Of course, poisoning depends on the amount of lead we eat. It has been argued that one would have to eat a very large amount of game meat on regular occasion to see any ill effects from lead. However, in relation to such claims, the Lead Education Group cites the case of a 9 year old boy who developed acute appendicitis, 4 days after eating the meat of one pheasant, killed by a shot gun. In addition, research has also shown that up to 500 gun shot fragments have been found in the appendices of those who regularly eat wild game.

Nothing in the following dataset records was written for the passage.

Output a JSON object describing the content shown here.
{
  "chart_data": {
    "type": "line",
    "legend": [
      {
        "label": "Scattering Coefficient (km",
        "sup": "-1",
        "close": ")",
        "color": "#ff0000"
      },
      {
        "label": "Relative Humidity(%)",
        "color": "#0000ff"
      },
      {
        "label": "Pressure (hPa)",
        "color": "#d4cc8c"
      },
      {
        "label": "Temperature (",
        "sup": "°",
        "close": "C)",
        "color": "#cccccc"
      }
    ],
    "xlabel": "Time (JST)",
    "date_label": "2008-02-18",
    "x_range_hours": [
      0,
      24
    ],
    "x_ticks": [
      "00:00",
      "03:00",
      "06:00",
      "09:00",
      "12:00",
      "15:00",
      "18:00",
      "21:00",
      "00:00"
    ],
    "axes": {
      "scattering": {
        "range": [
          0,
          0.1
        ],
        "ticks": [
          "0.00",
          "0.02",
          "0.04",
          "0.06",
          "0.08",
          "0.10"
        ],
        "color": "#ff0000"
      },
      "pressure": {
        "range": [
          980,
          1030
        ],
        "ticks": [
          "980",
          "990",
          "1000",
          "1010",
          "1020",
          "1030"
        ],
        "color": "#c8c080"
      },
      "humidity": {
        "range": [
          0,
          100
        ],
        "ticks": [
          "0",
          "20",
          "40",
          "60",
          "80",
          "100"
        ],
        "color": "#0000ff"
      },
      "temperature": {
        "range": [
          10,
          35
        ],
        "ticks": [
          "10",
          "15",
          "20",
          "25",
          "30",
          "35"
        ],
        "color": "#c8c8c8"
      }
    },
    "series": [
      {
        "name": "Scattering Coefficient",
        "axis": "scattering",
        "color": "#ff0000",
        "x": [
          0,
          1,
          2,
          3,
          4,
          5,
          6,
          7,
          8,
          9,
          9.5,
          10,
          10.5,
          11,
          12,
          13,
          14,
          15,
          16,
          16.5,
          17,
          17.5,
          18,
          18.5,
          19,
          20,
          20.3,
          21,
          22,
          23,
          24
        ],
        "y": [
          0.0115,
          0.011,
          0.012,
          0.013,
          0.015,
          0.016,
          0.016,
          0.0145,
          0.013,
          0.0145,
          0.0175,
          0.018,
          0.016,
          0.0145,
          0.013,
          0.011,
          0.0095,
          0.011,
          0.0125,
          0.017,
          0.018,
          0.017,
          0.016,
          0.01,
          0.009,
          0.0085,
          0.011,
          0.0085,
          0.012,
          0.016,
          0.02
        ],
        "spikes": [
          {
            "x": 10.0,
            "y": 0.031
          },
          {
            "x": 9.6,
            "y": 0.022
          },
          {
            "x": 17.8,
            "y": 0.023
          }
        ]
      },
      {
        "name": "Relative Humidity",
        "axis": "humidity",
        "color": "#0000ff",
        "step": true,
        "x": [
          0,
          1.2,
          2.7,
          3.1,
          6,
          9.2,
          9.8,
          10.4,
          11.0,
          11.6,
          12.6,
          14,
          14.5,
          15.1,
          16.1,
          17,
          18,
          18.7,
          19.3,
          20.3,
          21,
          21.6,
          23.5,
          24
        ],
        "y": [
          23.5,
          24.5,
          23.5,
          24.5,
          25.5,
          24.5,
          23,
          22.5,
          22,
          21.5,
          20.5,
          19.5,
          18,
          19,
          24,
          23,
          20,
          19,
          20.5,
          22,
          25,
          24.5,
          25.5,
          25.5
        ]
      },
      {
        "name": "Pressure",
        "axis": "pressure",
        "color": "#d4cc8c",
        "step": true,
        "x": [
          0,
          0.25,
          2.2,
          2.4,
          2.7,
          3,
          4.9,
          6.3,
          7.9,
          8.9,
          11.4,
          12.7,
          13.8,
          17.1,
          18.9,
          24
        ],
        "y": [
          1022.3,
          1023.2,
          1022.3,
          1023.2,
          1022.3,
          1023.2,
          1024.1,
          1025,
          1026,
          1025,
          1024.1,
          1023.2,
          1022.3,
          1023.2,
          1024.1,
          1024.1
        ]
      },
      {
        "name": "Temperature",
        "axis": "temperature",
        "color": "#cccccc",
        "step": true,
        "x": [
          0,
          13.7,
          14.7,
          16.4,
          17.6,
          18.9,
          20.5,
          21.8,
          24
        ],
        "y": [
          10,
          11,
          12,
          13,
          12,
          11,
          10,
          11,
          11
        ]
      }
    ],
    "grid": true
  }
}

However, it could be argued that if one wants to take the risk and eat game that has been shot with lead, this is entirely up to the individual. But what about our wildlife? They have no choice in consuming this element, because they do not know what they are ingesting and the subsequent risks associated with it. We have already seen the beneficial effects of banning lead shooting over certain wetland areas and these effects have been echoed in many countries. However, other species are still at threat from lead bullets. Raptors that ingest the meat of birds shot with pellets are at risk, along with other avian and mammalian scavengers.
Although those who do not hunt may find it difficult to be sympathetic to problems specific to shooting, such as difficulties with bullet size and gun barrels, we can (or should try) understand that if you are a hunter, the costs associated with a new shot would be irritating and very difficult to accommodate. I am not a shooter and I admit, I’m not a fan, but as a rower, I would not be overly pleased if someone said we needed new boats, because the fibreglass on our current ones damaged waterways. But if the effects of it were potentially damaging to wildlife and humans, we would have to make an adjustment. If we are aware of the risks of something, we should try to reduce them as best we can, not flat out deny them. Banning the lead shot would be a huge adjustment in the shooting industry of course, but it does not mean the end of it. In Denmark, the use of the lead shot has been banned since 1996, but shooting still continues. In fact, one shooter and biologist, Niels Kanstrup has praised the ban in his country, stating:
“I think it’s (shooting) a fair and sustainable way to use natural resources, but we can’t have it connected with spreading poisonous heavy metals in nature.”